As an eschatological event, the Eucharist is a pre-figuration of deified existence to which all of created existence is called. As a participant in this existence, the ascetic abides in this world but as one who is of the world to come. Here and now the ascetic, compelled by “kenotic eros,” seeks to bring all that is fallen to the very source of healing and transfiguration. The vision of the New Jerusalem described by St. John is a liturgical - even a Eucharistic - description of the Kingdom breaking into time and space where the old becomes new: “Then I saw a new heaven and a new earth; for the first heaven and the first earth had passed away… And I saw the holy city, New Jerusalem, coming down out of heaven from God, prepared as a bride adorned for her husband; and I heard a loud voice from the throne saying, “Behold, the dwelling of God is with men. He will dwell with them, and they shall be his people, and God himself will be with them; he will wipe away every tear from their eyes and death shall be no more, neither shall there be mourning nor crying nor pain any more, for the former things have passed away.” (Rev.21:1-4)

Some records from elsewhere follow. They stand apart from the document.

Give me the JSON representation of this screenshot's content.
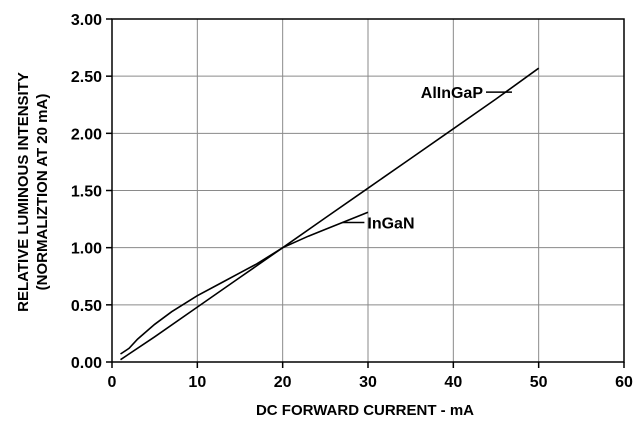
{
  "chart_data": {
    "type": "line",
    "title": "",
    "xlabel": "DC FORWARD CURRENT - mA",
    "ylabel_line1": "RELATIVE LUMINOUS INTENSITY",
    "ylabel_line2": "(NORMALIZTION AT 20 mA)",
    "xlim": [
      0,
      60
    ],
    "ylim": [
      0,
      3
    ],
    "x_ticks": [
      "0",
      "10",
      "20",
      "30",
      "40",
      "50",
      "60"
    ],
    "y_ticks": [
      "0.00",
      "0.50",
      "1.00",
      "1.50",
      "2.00",
      "2.50",
      "3.00"
    ],
    "grid": true,
    "series": [
      {
        "name": "AlInGaP",
        "label_anchor": [
          45,
          2.36
        ],
        "x": [
          1,
          5,
          10,
          15,
          20,
          25,
          30,
          35,
          40,
          45,
          50
        ],
        "y": [
          0.02,
          0.22,
          0.48,
          0.74,
          1.0,
          1.26,
          1.52,
          1.78,
          2.04,
          2.3,
          2.57
        ]
      },
      {
        "name": "InGaN",
        "label_anchor": [
          27,
          1.22
        ],
        "x": [
          1,
          2,
          3,
          5,
          7,
          10,
          13,
          15,
          17,
          20,
          23,
          25,
          28,
          30
        ],
        "y": [
          0.07,
          0.12,
          0.2,
          0.33,
          0.44,
          0.58,
          0.7,
          0.78,
          0.86,
          1.0,
          1.1,
          1.16,
          1.25,
          1.31
        ]
      }
    ]
  }
}
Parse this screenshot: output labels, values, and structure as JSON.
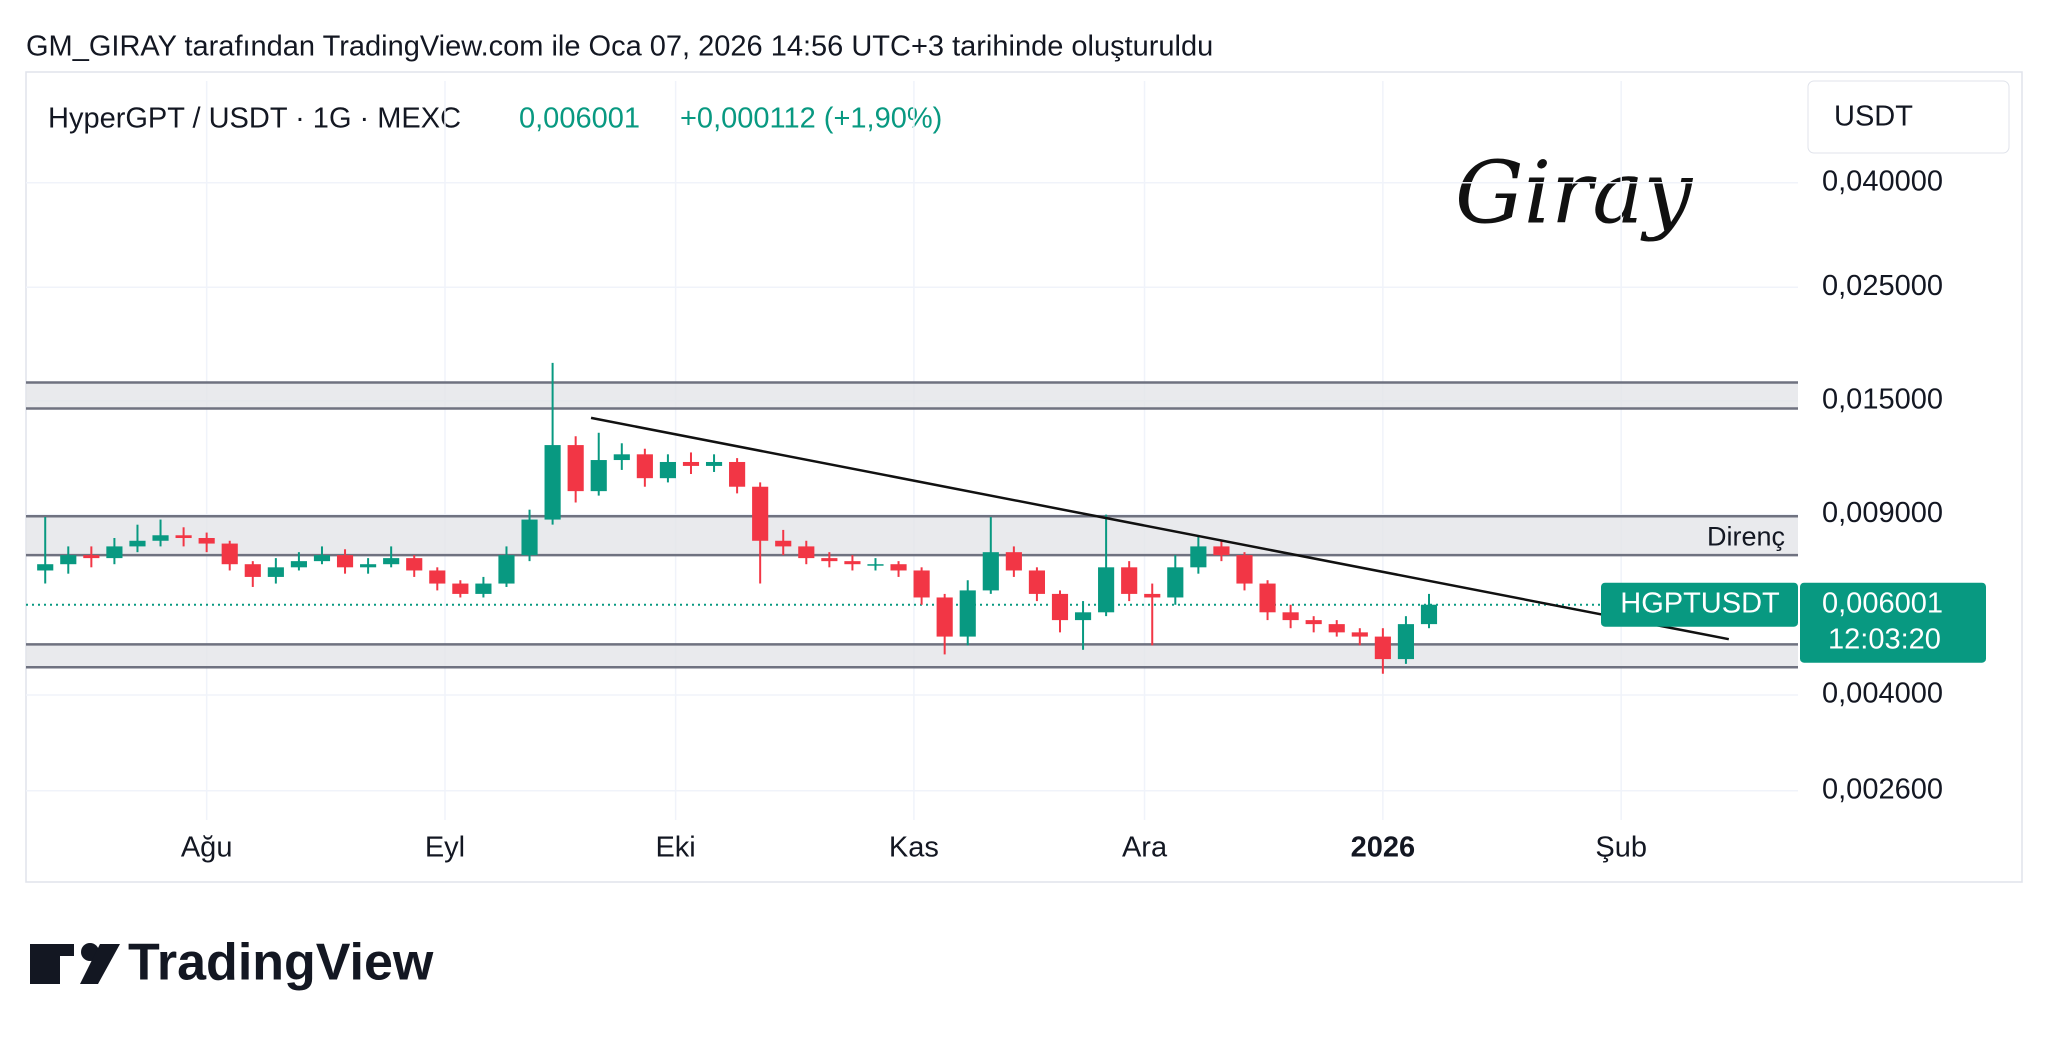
{
  "header": {
    "caption": "GM_GIRAY tarafından TradingView.com ile Oca 07, 2026 14:56 UTC+3 tarihinde oluşturuldu",
    "symbol": "HyperGPT / USDT · 1G · MEXC",
    "last": "0,006001",
    "change": "+0,000112 (+1,90%)"
  },
  "signature": "Giray",
  "logo": "TradingView",
  "chart_data": {
    "type": "candlestick",
    "log_scale": true,
    "grid": true,
    "currency": "USDT",
    "up_color": "#089981",
    "down_color": "#f23645",
    "xlim": [
      -0.5,
      230
    ],
    "ylim": [
      0.00228,
      0.0632
    ],
    "xticks": [
      {
        "value": 23,
        "label": "Ağu"
      },
      {
        "value": 54,
        "label": "Eyl"
      },
      {
        "value": 84,
        "label": "Eki"
      },
      {
        "value": 115,
        "label": "Kas"
      },
      {
        "value": 145,
        "label": "Ara"
      },
      {
        "value": 176,
        "label": "2026"
      },
      {
        "value": 207,
        "label": "Şub"
      }
    ],
    "yticks": [
      {
        "value": 0.04,
        "label": "0,040000"
      },
      {
        "value": 0.025,
        "label": "0,025000"
      },
      {
        "value": 0.015,
        "label": "0,015000"
      },
      {
        "value": 0.009,
        "label": "0,009000"
      },
      {
        "value": 0.004,
        "label": "0,004000"
      },
      {
        "value": 0.0026,
        "label": "0,002600"
      }
    ],
    "x": [
      2,
      5,
      8,
      11,
      14,
      17,
      20,
      23,
      26,
      29,
      32,
      35,
      38,
      41,
      44,
      47,
      50,
      53,
      56,
      59,
      62,
      65,
      68,
      71,
      74,
      77,
      80,
      83,
      86,
      89,
      92,
      95,
      98,
      101,
      104,
      107,
      110,
      113,
      116,
      119,
      122,
      125,
      128,
      131,
      134,
      137,
      140,
      143,
      146,
      149,
      152,
      155,
      158,
      161,
      164,
      167,
      170,
      173,
      176,
      179,
      182
    ],
    "open": [
      0.007,
      0.0072,
      0.0075,
      0.0074,
      0.0078,
      0.008,
      0.0082,
      0.0081,
      0.0079,
      0.0072,
      0.0068,
      0.0071,
      0.0073,
      0.0075,
      0.0071,
      0.0072,
      0.0074,
      0.007,
      0.0066,
      0.0063,
      0.0066,
      0.0075,
      0.0088,
      0.0123,
      0.01,
      0.0115,
      0.0118,
      0.0106,
      0.0114,
      0.0112,
      0.0114,
      0.0102,
      0.008,
      0.0078,
      0.0074,
      0.0073,
      0.0072,
      0.0072,
      0.007,
      0.0062,
      0.0052,
      0.0064,
      0.0076,
      0.007,
      0.0063,
      0.0056,
      0.0058,
      0.0071,
      0.0063,
      0.0062,
      0.0071,
      0.0078,
      0.0075,
      0.0066,
      0.0058,
      0.0056,
      0.0055,
      0.0053,
      0.0052,
      0.0047,
      0.0055
    ],
    "high": [
      0.0089,
      0.0078,
      0.0078,
      0.0081,
      0.0086,
      0.0088,
      0.0085,
      0.0083,
      0.008,
      0.0073,
      0.0074,
      0.0076,
      0.0078,
      0.0077,
      0.0074,
      0.0078,
      0.0075,
      0.0071,
      0.0067,
      0.0068,
      0.0078,
      0.0092,
      0.0178,
      0.0128,
      0.013,
      0.0124,
      0.0121,
      0.0118,
      0.0119,
      0.0118,
      0.0116,
      0.0104,
      0.0084,
      0.008,
      0.0076,
      0.0075,
      0.0074,
      0.0073,
      0.0071,
      0.0063,
      0.0067,
      0.0089,
      0.0078,
      0.0071,
      0.0064,
      0.0061,
      0.009,
      0.0073,
      0.0066,
      0.0075,
      0.0082,
      0.008,
      0.0076,
      0.0067,
      0.006,
      0.0057,
      0.0056,
      0.0054,
      0.0054,
      0.0057,
      0.0063
    ],
    "low": [
      0.0066,
      0.0069,
      0.0071,
      0.0072,
      0.0076,
      0.0078,
      0.0078,
      0.0076,
      0.007,
      0.0065,
      0.0066,
      0.007,
      0.0072,
      0.0069,
      0.0069,
      0.0071,
      0.0068,
      0.0064,
      0.0062,
      0.0062,
      0.0065,
      0.0073,
      0.0086,
      0.0095,
      0.0098,
      0.011,
      0.0102,
      0.0104,
      0.0108,
      0.0109,
      0.0099,
      0.0066,
      0.0075,
      0.0072,
      0.0071,
      0.007,
      0.007,
      0.0068,
      0.006,
      0.0048,
      0.005,
      0.0063,
      0.0068,
      0.0061,
      0.0053,
      0.0049,
      0.0057,
      0.0061,
      0.005,
      0.006,
      0.0069,
      0.0073,
      0.0064,
      0.0056,
      0.0054,
      0.0053,
      0.0052,
      0.005,
      0.0044,
      0.0046,
      0.0054
    ],
    "close": [
      0.0072,
      0.0075,
      0.0074,
      0.0078,
      0.008,
      0.0082,
      0.0081,
      0.0079,
      0.0072,
      0.0068,
      0.0071,
      0.0073,
      0.0075,
      0.0071,
      0.0072,
      0.0074,
      0.007,
      0.0066,
      0.0063,
      0.0066,
      0.0075,
      0.0088,
      0.0123,
      0.01,
      0.0115,
      0.0118,
      0.0106,
      0.0114,
      0.0112,
      0.0114,
      0.0102,
      0.008,
      0.0078,
      0.0074,
      0.0073,
      0.0072,
      0.0072,
      0.007,
      0.0062,
      0.0052,
      0.0064,
      0.0076,
      0.007,
      0.0063,
      0.0056,
      0.0058,
      0.0071,
      0.0063,
      0.0062,
      0.0071,
      0.0078,
      0.0075,
      0.0066,
      0.0058,
      0.0056,
      0.0055,
      0.0053,
      0.0052,
      0.0047,
      0.0055,
      0.006001
    ],
    "zones": [
      [
        0.0145,
        0.0163
      ],
      [
        0.0075,
        0.00893
      ],
      [
        0.00453,
        0.00502
      ]
    ],
    "annotation": "Direnç",
    "trendline": {
      "x": [
        73,
        221
      ],
      "y": [
        0.0139,
        0.00514
      ]
    },
    "last_price": {
      "value": 0.006001,
      "label": "0,006001"
    },
    "symbol_label": "HGPTUSDT",
    "countdown": "12:03:20"
  }
}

The ascetic lives this reality, proclaims this reality and offers this reality to all.
© 2010 Father Robert M. Arida
[1] The Syriac Fathers on Prayer and the Spiritual Life, trans. Sebastian Brock, Cistercian Pub., Kalamazoo, Michigan, 1987, p. 251. Regarding the reference to reptiles, Brock states the following: “Isaac singles out reptiles since, according to Zoroastrian belief, they are part of the evil creation of Ahriman.” (p. 300) Hence, for St. Isaac there is nothing created that is inherently evil. There is no duality in the created order.
[2] Quoted by Olivier Clement, The Roots of Christian Mysticism, p. 302
[3] Mother Maria Skobtsova: Essential Writings, Orbis Books, 2003, p.48
[4]Translated by Andrew Louth in his Maximus the Confessor, University of Durham, 1996, pp. 96-97,99
[5] A note on the word flesh:… Flesh acquires its negative connotation when it becomes and idol. Likewise the term desire is used negatively when the mind no longer sees a person as belonging to God. Consequently desire, as it is related to possessing and using the flesh as an object, devolves into a passion. Tragically, the one who desires and the one desired both lose their identity as persons. In the Gospel according to St. Luke, our Lord says to his disciples: “I have earnestly desired to eat this Passover with you before I suffer… (22:15) Here Jesus seeks communion with the disciples and therefore his desire does not objectify or rob his followers their personhood.